Another aspect of the invention provides a printing control apparatus comprising a set of fine heating elements each of which serves as a heating element and a temperature detector and a thermal head having a drive circuit; Supplying a current to drive the heating member; Switching a current supplied to each heating member between a heating driving state and a temperature detecting state; Converting the temperature value from each heating member into a voltage value; Determining a voltage value based on a current flowing during the temperature detection state; Converting the voltage value into a digital value; Adding a digital value to obtain a cumulative value; Comparing the cumulative value and the target print density value to determine which value is the largest; And blocking supply of current to the heating member when the target print density value is reached.

Now, a detailed description of the present invention will be described. Apparatus to which the present invention can be applied include a fusion thermal transfer type printer and a sublimation type thermal transfer printer.

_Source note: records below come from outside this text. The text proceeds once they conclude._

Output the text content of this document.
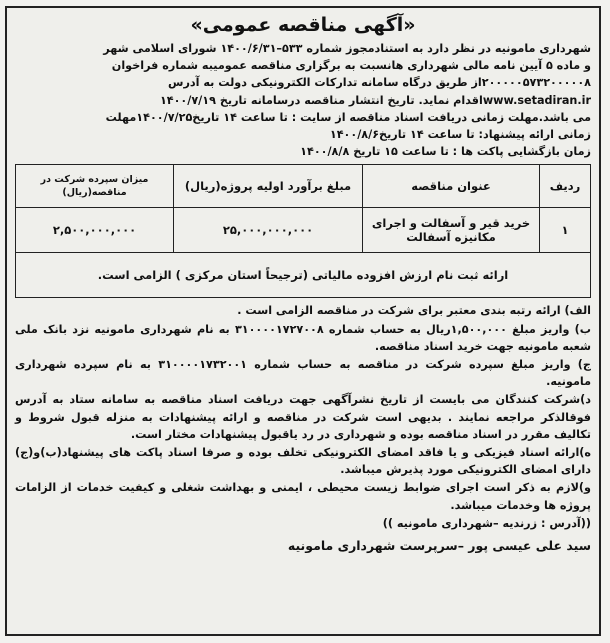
«آگهی مناقصه عمومی»
شهرداری مامونیه در نظر دارد به استنادمجوز شماره ۵۳۳–۱۴۰۰/۶/۳۱ شورای اسلامی شهر
و ماده ۵ آیین نامه مالی شهرداری هانسبت به برگزاری مناقصه عمومیبه شماره فراخوان
۲۰۰۰۰۰۵۷۳۲۰۰۰۰۰۸از طریق درگاه سامانه تدارکات الکترونیکی دولت به آدرس
www.setadiran.irاقدام نماید. تاریخ انتشار مناقصه درسامانه تاریخ ۱۴۰۰/۷/۱۹
می باشد.مهلت زمانی دریافت اسناد مناقصه از سایت : تا ساعت ۱۴ تاریخ۱۴۰۰/۷/۲۵مهلت
زمانی ارائه پیشنهاد: تا ساعت ۱۴ تاریخ۱۴۰۰/۸/۶
زمان بازگشایی پاکت ها : تا ساعت ۱۵ تاریخ ۱۴۰۰/۸/۸
ردیف	عنوان مناقصه	مبلغ برآورد اولیه پروژه(ریال)	میزان سپرده شرکت در مناقصه(ریال)
۱	خرید قیر و آسفالت و اجرای مکانیزه آسفالت	۲۵,۰۰۰,۰۰۰,۰۰۰	۲,۵۰۰,۰۰۰,۰۰۰
ارائه ثبت نام ارزش افزوده مالیاتی (ترجیحاً استان مرکزی ) الزامی است.			

الف) ارائه رتبه بندی معتبر برای شرکت در مناقصه الزامی است .

ب) واریز مبلغ ۱,۵۰۰,۰۰۰ریال به حساب شماره ۳۱۰۰۰۰۱۷۲۷۰۰۸ به نام شهرداری مامونیه نزد بانک ملی شعبه مامونیه جهت خرید اسناد مناقصه.

ج) واریز مبلغ سپرده شرکت در مناقصه به حساب شماره ۳۱۰۰۰۰۱۷۳۲۰۰۱ به نام سپرده شهرداری مامونیه.

د)شرکت کنندگان می بایست از تاریخ نشرآگهی جهت دریافت اسناد مناقصه به سامانه ستاد به آدرس فوقالذکر مراجعه نمایند . بدیهی است شرکت در مناقصه و ارائه پیشنهادات به منزله قبول شروط و تکالیف مقرر در اسناد مناقصه بوده و شهرداری در رد یاقبول پیشنهادات مختار است.

ه)ارائه اسناد فیزیکی و یا فاقد امضای الکترونیکی تخلف بوده و صرفا اسناد پاکت های پیشنهاد(ب)و(ج) دارای امضای الکترونیکی مورد پذیرش میباشد.

و)لازم به ذکر است اجرای ضوابط زیست محیطی ، ایمنی و بهداشت شغلی و کیفیت خدمات از الزامات پروژه ها وخدمات میباشد.

((آدرس : زرندیه –شهرداری مامونیه ))

سید علی عیسی پور –سرپرست شهرداری مامونیه
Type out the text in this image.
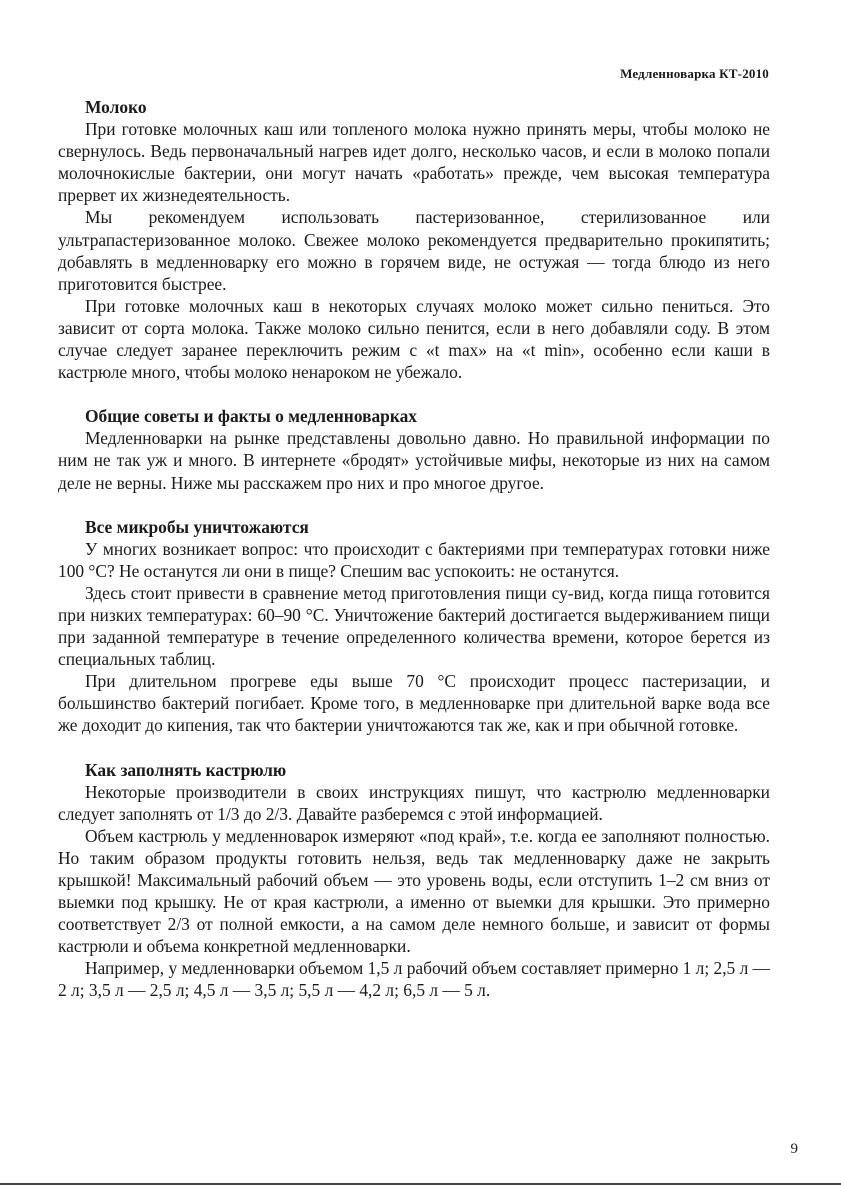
Медленноварка КТ-2010

Молоко

При готовке молочных каш или топленого молока нужно принять меры, чтобы молоко не свернулось. Ведь первоначальный нагрев идет долго, несколько часов, и если в молоко попали молочнокислые бактерии, они могут начать «работать» прежде, чем высокая температура прервет их жизнедеятельность.

Мы рекомендуем использовать пастеризованное, стерилизованное или ультрапастеризованное молоко. Свежее молоко рекомендуется предварительно прокипятить; добавлять в медленноварку его можно в горячем виде, не остужая — тогда блюдо из него приготовится быстрее.

При готовке молочных каш в некоторых случаях молоко может сильно пениться. Это зависит от сорта молока. Также молоко сильно пенится, если в него добавляли соду. В этом случае следует заранее переключить режим с «t max» на «t min», особенно если каши в кастрюле много, чтобы молоко ненароком не убежало.

Общие советы и факты о медленноварках

Медленноварки на рынке представлены довольно давно. Но правильной информации по ним не так уж и много. В интернете «бродят» устойчивые мифы, некоторые из них на самом деле не верны. Ниже мы расскажем про них и про многое другое.

Все микробы уничтожаются

У многих возникает вопрос: что происходит с бактериями при температурах готовки ниже 100 °C? Не останутся ли они в пище? Спешим вас успокоить: не останутся.

Здесь стоит привести в сравнение метод приготовления пищи су-вид, когда пища готовится при низких температурах: 60–90 °C. Уничтожение бактерий достигается выдерживанием пищи при заданной температуре в течение определенного количества времени, которое берется из специальных таблиц.

При длительном прогреве еды выше 70 °C происходит процесс пастеризации, и большинство бактерий погибает. Кроме того, в медленноварке при длительной варке вода все же доходит до кипения, так что бактерии уничтожаются так же, как и при обычной готовке.

Как заполнять кастрюлю

Некоторые производители в своих инструкциях пишут, что кастрюлю медленноварки следует заполнять от 1/3 до 2/3. Давайте разберемся с этой информацией.

Объем кастрюль у медленноварок измеряют «под край», т.е. когда ее заполняют полностью. Но таким образом продукты готовить нельзя, ведь так медленноварку даже не закрыть крышкой! Максимальный рабочий объем — это уровень воды, если отступить 1–2 см вниз от выемки под крышку. Не от края кастрюли, а именно от выемки для крышки. Это примерно соответствует 2/3 от полной емкости, а на самом деле немного больше, и зависит от формы кастрюли и объема конкретной медленноварки.

Например, у медленноварки объемом 1,5 л рабочий объем составляет примерно 1 л; 2,5 л — 2 л; 3,5 л — 2,5 л; 4,5 л — 3,5 л; 5,5 л — 4,2 л; 6,5 л — 5 л.

9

However, a thermal printer using a so-called thermal recording medium can be used in addition to these apparatuses.

An example of the use of a thermal printer using a thermal recording medium is described below.

Also described is the use of a thermal head having a structure in which fine heating elements are arranged in an array having a concentration of 200 or 300 dots per inch.

When the density of dots is 200 dots / inch, when printing is performed by the thermal head, the head moves across the medium at a pitch of 1/200 of an inch while performing printing.

In the following, when the printing operation is performed for one pitch each at a time, a heating control operation for one pitch is performed. The present invention, in the print control for one print pitch, has no need at all with regard to the heating control for the pitch where printing has already been made and only the thermal head as measured at each time when printing has been done for each individual pitch. It differs from the conventional print control method called the hysteresis control method in that only the temperature of is used for print control.

That is, in the present invention, control is always performed independently for each pitch regardless of past history.

As the thermal recording medium of this embodiment, for example, a coloring medium such as a thermoautochrome recording paper, a two-color thermal recording paper, or a monochrome thermal recording paper called a TA medium manufactured by a FUJI film is used.

Regarding the color development characteristics of each color in these arbitrary thermal recording media, as shown in FIG. 1, for example, the color development density D in printing is a thermal energy E applied by a heating element on the thermal head. Determined by Properties for that have been published by each thermal recording paper manufacturer for each type of thermal recording paper.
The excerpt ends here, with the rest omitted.